Lipoatrophy (LA) is a form of lipodystrophy, characterized by volume depletion caused by fat loss in the limbs, buttocks, and face. Facial volume loss is the most obvious outward sign of LA because it alters the facial contours in the cheeks, temples, and orbits. Lipodystrophy and LA are most commonly seen in patients with HIV on highly active antiretroviral therapy (HAART), which was introduced in the mid-1990s for the management of HIV, and is currently considered the mainstay therapy for HIV-infected patients. However, the etiology of LA is likely multifactorial as underlying patient conditions, including duration and severity of HIV and increasing age, have also been found to contribute to its occurrence. The volume loss of LA can be very dramatic with some patients exhibiting no signs of facial fat. As a result, many HIV-infected patients with associated LA suffer from psychological and lifestyle effects, which can lead to noncompliance with HAART. Thus, increases in facial volume and improvement in morphology is anticipated to reduce anxiety caused by LA in HIV-infected patients, and improve quality of life. This review discusses the benefits and limitations of several treatment options available to correct the volume depletion associated with LA, including antiretroviral switching, permanent surgical implants and injectables, poly-L-lactic acid, collagen, and hyaluronic acid derivatives.

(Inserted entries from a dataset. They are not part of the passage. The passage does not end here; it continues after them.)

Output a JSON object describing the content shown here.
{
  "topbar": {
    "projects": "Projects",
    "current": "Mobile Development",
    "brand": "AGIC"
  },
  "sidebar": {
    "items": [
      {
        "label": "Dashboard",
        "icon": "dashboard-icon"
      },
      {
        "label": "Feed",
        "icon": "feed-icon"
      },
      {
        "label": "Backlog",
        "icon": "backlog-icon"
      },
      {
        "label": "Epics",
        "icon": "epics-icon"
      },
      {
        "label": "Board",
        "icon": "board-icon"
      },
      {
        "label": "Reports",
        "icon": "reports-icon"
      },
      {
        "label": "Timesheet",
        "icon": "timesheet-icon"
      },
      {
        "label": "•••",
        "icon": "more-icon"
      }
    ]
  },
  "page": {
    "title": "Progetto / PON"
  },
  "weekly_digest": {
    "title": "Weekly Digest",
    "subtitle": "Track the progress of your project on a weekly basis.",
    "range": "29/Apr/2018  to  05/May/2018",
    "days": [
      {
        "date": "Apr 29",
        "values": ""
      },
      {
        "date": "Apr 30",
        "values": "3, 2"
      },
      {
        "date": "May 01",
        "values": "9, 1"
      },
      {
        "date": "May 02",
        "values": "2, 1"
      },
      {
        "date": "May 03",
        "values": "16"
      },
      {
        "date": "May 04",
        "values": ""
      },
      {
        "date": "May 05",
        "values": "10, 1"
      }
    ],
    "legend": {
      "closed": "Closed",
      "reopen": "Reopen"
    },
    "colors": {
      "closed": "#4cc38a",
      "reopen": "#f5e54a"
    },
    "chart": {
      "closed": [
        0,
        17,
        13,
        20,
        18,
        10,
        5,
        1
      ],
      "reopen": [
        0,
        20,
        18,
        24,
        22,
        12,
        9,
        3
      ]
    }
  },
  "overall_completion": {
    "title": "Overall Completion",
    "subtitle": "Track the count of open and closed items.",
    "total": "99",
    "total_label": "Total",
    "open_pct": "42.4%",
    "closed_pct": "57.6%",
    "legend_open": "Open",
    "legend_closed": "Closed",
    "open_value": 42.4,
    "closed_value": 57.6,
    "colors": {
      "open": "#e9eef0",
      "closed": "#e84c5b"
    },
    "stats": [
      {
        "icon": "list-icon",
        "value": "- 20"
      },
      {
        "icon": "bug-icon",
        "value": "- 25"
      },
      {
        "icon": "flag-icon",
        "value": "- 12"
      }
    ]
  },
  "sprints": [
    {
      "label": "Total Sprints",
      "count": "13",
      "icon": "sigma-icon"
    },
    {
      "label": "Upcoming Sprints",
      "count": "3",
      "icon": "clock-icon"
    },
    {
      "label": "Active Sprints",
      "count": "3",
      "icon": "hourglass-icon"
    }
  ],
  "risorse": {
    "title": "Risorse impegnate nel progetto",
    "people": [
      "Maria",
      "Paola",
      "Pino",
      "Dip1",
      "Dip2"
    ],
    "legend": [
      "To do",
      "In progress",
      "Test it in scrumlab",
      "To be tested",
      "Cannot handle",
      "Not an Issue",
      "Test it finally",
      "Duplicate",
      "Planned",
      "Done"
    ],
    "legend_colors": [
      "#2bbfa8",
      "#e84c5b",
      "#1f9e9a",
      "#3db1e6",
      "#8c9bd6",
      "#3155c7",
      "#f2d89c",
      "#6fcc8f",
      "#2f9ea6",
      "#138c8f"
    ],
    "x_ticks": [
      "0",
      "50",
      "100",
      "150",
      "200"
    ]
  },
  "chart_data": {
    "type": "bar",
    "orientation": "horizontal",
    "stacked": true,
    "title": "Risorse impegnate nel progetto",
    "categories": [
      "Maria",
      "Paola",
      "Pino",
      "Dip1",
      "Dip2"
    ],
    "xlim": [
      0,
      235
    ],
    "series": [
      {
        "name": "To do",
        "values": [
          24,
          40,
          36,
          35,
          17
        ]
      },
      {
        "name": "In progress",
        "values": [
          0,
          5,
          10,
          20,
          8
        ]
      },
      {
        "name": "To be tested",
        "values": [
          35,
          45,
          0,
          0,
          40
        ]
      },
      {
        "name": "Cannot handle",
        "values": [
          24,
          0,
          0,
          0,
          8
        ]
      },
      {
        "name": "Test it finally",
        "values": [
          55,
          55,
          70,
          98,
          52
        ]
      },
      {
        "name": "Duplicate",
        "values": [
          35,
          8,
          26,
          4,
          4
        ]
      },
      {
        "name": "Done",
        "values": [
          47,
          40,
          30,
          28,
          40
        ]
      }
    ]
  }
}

Safety of Sculptra: a review of clinical trial data.

The development of facial lipoatrophy as a result of highly active antiretroviral therapy (HAART) used to treat patients with human immunodeficiency virus (HIV) has adversely affected patient quality of life and compliance with therapy. Thanks to modern pharmacotherapies, HIV can now be viewed as a chronic disease; however, this welcome change has exacerbated the effect of facial lipoatrophy since HIV-infected patients can now expect to live longer and healthier lives but remain subject to public scrutiny of their ongoing disease state. Sculptra (Dermik Laboratories, Berwyn, PA, USA) has recently been introduced in the USA for correction of the appearance of facial lipoatrophy. The device affords long-lasting restoration while still being non-permanent, thus providing an extended but adjustable cosmetic effect. The safety profile of this product has been observed in four investigator-initiated clinical trials of more than 250 HIV patients and in numerous investigator reports, with no serious adverse events or infections deemed associated with the product. Maintenance of the excellent safety profile for this injectable device requires adherence to a novel technique and appreciation of its unique attributes.